Let’s go through some portions of the lyrics:
They paved paradise and put up a parking lot
With a pink hotel, a boutique, and a swingin’ hot spot
Don’t it always seem to go
That you don’t know what you got ’til it’s gone
They paved paradise and put up a parking lot
This sounds like Miami, especially with the pink hotel, boutique and hot spot! You’ll read about it in the papers, hear about it at commission meetings, and see it every day on your way to work: The developers vs. the environment. We’ve got no where to grow with the ocean on one side and the Everglades on the other. I do believe that we can grow the city in a smarter way. I know people are working on it. But I also believe that if even more people realized, "that you don’t know what you got ’til it’s gone," we’d be on a better road to the future.
More lyrics:
They took all the trees, and put em in a tree museum
And they charged the people a dollar and a half to see them
I visited Fairchild for the first time recently, on the last day of the Chihuly exhibit.

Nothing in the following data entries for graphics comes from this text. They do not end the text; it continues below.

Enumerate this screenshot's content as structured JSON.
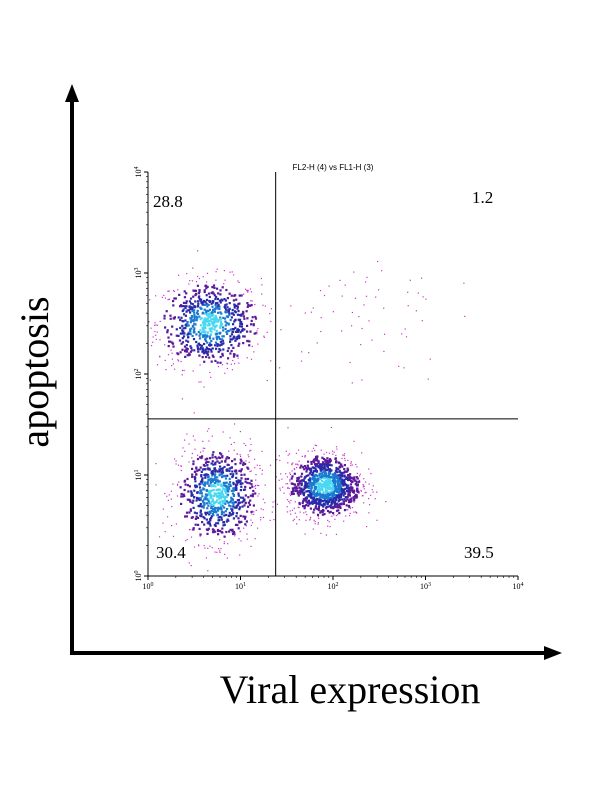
{
  "chart_data": {
    "type": "scatter",
    "title": "FL2-H (4) vs FL1-H (3)",
    "xlabel": "Viral expression",
    "ylabel": "apoptosis",
    "x_scale": "log",
    "y_scale": "log",
    "xlim": [
      1,
      10000
    ],
    "ylim": [
      1,
      10000
    ],
    "x_ticks": [
      {
        "value": 1,
        "base": "10",
        "exp": "0"
      },
      {
        "value": 10,
        "base": "10",
        "exp": "1"
      },
      {
        "value": 100,
        "base": "10",
        "exp": "2"
      },
      {
        "value": 1000,
        "base": "10",
        "exp": "3"
      },
      {
        "value": 10000,
        "base": "10",
        "exp": "4"
      }
    ],
    "y_ticks": [
      {
        "value": 1,
        "base": "10",
        "exp": "0"
      },
      {
        "value": 10,
        "base": "10",
        "exp": "1"
      },
      {
        "value": 100,
        "base": "10",
        "exp": "2"
      },
      {
        "value": 1000,
        "base": "10",
        "exp": "3"
      },
      {
        "value": 10000,
        "base": "10",
        "exp": "4"
      }
    ],
    "gates": {
      "x": 24,
      "y": 36
    },
    "quadrant_percentages": {
      "upper_left": "28.8",
      "upper_right": "1.2",
      "lower_left": "30.4",
      "lower_right": "39.5"
    },
    "populations": [
      {
        "center_x": 4.5,
        "center_y": 320,
        "spread_x_decades": 0.28,
        "spread_y_decades": 0.22,
        "fraction": 28.8
      },
      {
        "center_x": 5.5,
        "center_y": 6.5,
        "spread_x_decades": 0.22,
        "spread_y_decades": 0.24,
        "fraction": 30.4
      },
      {
        "center_x": 80,
        "center_y": 8,
        "spread_x_decades": 0.2,
        "spread_y_decades": 0.16,
        "fraction": 39.5
      },
      {
        "center_x": 200,
        "center_y": 400,
        "spread_x_decades": 0.45,
        "spread_y_decades": 0.35,
        "fraction": 1.2
      }
    ],
    "density_colors": [
      "#cc33cc",
      "#5a1a9a",
      "#2a2aa8",
      "#1a7ad0",
      "#4ad8f0"
    ],
    "grid": false,
    "legend": "none"
  }
}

Fairchild has the world’s largest and most diverse palm collection. If that’s not a tree museum, I don’t know what is. And I paid a lot more than a dollar and a half to get in. But that’s not Fairchild’s fault. They are part of the solution. As stated in last week’s Miami Today interview with Michael Maunder, Director of the gardens, "We have some of the rarest plants in the world here in our collection – rarer than pandas and more difficult to breed, some of them." Some plants that supported a specific species of butterflies, for example, were all destroyed in the wild…so then what happens to the butterflies?
Lyrics:
Hey farmer, farmer, put away your DDT
I don’t care about spots on my apples,
Leave me the birds and the bees
Please
DDT, a pesticide now banned, is just one example. This section is really talking about organic. Now, up to even a year or so ago, I didn’t really care about organic. Here’s the thing. Pesticides are on our food. They also are in our farm land, which affects our water. They are extremely toxic to the people administering the chemicals. They also kill everything…and then we won’t know what we’ve got til it’s gone. When you buy organic, your veggies aren’t going to be flawless. That doesn’t mean that anything is wrong with them. In fact, flawless food should make you wonder what it took to get the food so perfect. Do you remember how good tomatoes used to taste? And how they taste now? Leave me the birds and the bees.
4 Responses to “They Paved Paradise and Put Up a Parking Lot”

Excellent article. It is Miami, I’m sick of seeing parking lots, parking garages, and parking pedestals on every building that rises down here…they are hideous!
Oh, perfect post!
There are many areas of Miami that are green and beautiful and there is no reason in the world why we can’t have more green overall as everything grows so easily by default, except of course when a hurricane comes and wipes the slate clean.
Rebecca, I hope you enjoyed the ride down Old Cutler Road — one of Miami’s prettiest areas.
One of the things I don’t like about the latest developments in high-rises is that not only do they convey a very clinical, modern glassy facade, people don’t F______G put plants on their balconies. Any building without plants on its balconies seems utterly lifeless to me, like it’s an empty shell. Come on, if you can afford to pay a bazillion dollars for that condo, buy a potted ficus and have your maid water it!
In Spain there is not one building, even the humblest, with a little begonia or something hanging off the window. It makes me wonder, because clearly the idea of cultivating even a little plant seems important over there.
Also, I don’t know if it’s this country or what in general … in Spain, a tomato tastes like a tomato. I know that taste. I love the smell of the tomato leaf. I promise I’ll get on my tomato project very soon!
Keep up the great work Rebecca!
The drive down Old Cutler Road was incredible. I did thoroughly enjoy it! I’m looking forward to the day when Miami implements (read: requires) green roofs. We have so many flat roofs in Miami, we should cover them with plants, as so many other cities have done. It saves on cooling costs as well as utilizes rain water and eats up smog.